Orissa government bows to pressure, to hold public hearing on Sindol hydro-power project

BHUBANESWAR/ BALANGIR: Even as a dawn-to-dusk bandh was observed in Sonepur district in protest against the proposed Sindol hydroelectric facility, the state government on Wednesday said it would organize public hearing in the project area.

“Public hearing would be held in the project area to take the views of the local people,” said energy minister Atanu Sabyasachi Nayak, apparently bowing to public outcry against the project. Nayak’s statement followed displeasure expressed by ruling BJD leaders representing the project area besides battle cries being given by Opposition leaders.

On Sunday, ministers Prasanna Acharya and Niranjan Pujari and Biramaharajpur MLA Padmanabha Behera had communicated their reservations to the minister about the state government announcing nil displacement in the project area without completing survey work.

The Orissa Hydro Power Corporation (OHPC) and the National Hydro Power Corporation ( NHPC) signed an MoU on June 21 to jointly set up Sindol I, II and III units on river Mahanadi with a combined capacity of 320 mega watt in Sambalpur, Boudh and Sonepur districts. The investment is estimated to be around Rs 2600 crore.

Although the minister has gone on record that the project shall entail zero human displacement, local people are up in arms and apprehend displacement of around 150 families. Official sources survey for the project is being done by WAPCOS Limited, a Union government consultancy agency; survey has been finished for Sindol I while it is on for the other two units.

Nayak said details about the project would be highlighted during the public hearing, but did not say when the event is expected to take place.

Official sources said public hearing takes place whenever any displacement issue comes up during land acquisition for a project, but in case of Sindol, a two-decade-old project hanging fire due to stiff resistance, the government intends to do it “more prominently”. “Public hearing can be done only after the survey work is over and the detailed project reports (DPRs) are ready,” a senior energy department officer said.

Leader of Opposition Bhupinder Singh slammed the government, asking, “What was the necessity to ink a pact without conducting public hearing or preparing DPRs?”

In Sonepur, the Sindol Prakalpa Virodh Mancha (SPVM) organized a bandh. Members of different political parties, including BJD, lent their support. Shops, financial institutions, schools and colleges remained closed.

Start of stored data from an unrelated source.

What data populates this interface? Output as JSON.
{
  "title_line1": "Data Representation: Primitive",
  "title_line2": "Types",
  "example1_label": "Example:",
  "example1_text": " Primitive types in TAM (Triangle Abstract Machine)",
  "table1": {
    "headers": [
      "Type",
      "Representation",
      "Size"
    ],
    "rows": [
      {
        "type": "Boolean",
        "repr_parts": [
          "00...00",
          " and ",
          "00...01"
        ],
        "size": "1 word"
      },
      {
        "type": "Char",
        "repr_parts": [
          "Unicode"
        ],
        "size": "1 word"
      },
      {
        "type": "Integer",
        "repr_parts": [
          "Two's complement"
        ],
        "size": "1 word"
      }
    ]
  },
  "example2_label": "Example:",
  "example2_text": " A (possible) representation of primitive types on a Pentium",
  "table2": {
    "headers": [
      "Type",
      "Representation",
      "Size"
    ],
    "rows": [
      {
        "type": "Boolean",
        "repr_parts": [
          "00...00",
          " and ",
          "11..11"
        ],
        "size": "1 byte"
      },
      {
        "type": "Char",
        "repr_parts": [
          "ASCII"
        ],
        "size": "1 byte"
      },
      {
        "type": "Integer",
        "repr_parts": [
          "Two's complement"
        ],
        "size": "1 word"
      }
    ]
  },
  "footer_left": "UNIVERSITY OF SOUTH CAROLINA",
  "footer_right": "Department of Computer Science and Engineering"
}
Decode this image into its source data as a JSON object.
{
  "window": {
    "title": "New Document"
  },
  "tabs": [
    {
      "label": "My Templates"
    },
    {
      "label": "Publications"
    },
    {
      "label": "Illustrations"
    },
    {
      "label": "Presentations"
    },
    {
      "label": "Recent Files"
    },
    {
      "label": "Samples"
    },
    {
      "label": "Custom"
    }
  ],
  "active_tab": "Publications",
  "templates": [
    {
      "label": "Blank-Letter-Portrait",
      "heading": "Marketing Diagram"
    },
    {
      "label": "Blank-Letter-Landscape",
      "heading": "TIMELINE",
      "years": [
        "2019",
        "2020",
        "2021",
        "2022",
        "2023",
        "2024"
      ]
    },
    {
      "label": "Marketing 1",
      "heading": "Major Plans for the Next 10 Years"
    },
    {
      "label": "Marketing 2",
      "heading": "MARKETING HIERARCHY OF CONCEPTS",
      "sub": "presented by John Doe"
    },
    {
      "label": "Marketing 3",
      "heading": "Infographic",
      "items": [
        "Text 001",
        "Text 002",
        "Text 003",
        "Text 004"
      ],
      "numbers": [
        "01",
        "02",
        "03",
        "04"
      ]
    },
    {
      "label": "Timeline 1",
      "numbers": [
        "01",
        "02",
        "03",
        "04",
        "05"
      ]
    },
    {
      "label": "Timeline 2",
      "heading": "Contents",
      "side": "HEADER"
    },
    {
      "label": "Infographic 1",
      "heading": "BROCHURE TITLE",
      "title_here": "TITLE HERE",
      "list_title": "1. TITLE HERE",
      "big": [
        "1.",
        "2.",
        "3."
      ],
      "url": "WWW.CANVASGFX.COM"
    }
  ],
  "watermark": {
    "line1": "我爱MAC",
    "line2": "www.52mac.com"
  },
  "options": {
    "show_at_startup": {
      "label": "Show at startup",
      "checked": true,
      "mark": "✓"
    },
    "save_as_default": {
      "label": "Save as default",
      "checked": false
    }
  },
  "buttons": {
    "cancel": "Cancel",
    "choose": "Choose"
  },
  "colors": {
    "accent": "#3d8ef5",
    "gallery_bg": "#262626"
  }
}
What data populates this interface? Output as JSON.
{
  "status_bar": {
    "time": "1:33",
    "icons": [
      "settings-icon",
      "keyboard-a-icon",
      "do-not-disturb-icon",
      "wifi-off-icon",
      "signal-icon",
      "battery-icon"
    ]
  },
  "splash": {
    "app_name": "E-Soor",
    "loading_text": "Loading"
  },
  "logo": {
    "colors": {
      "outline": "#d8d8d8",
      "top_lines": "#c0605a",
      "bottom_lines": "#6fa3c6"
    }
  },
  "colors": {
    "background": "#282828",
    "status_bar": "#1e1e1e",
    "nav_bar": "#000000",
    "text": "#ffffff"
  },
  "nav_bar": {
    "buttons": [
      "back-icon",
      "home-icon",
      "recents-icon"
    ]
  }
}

Vehicular movement also came to a halt without agitators adopting coercive methods.

Shyama Prasad Mishra, a member of SPVM, said people in all six blocks of the district responded to the bandh spontaneously. “Ever since the government signed MoU for the project without the DPR]), people likely to be displaced are dumb-founded. They cannot comprehend what the government is going to do with them and their land,” Mishra said, questioning the ruling BJD’s decision to go for the project when public had thwarted three such attempts in the past.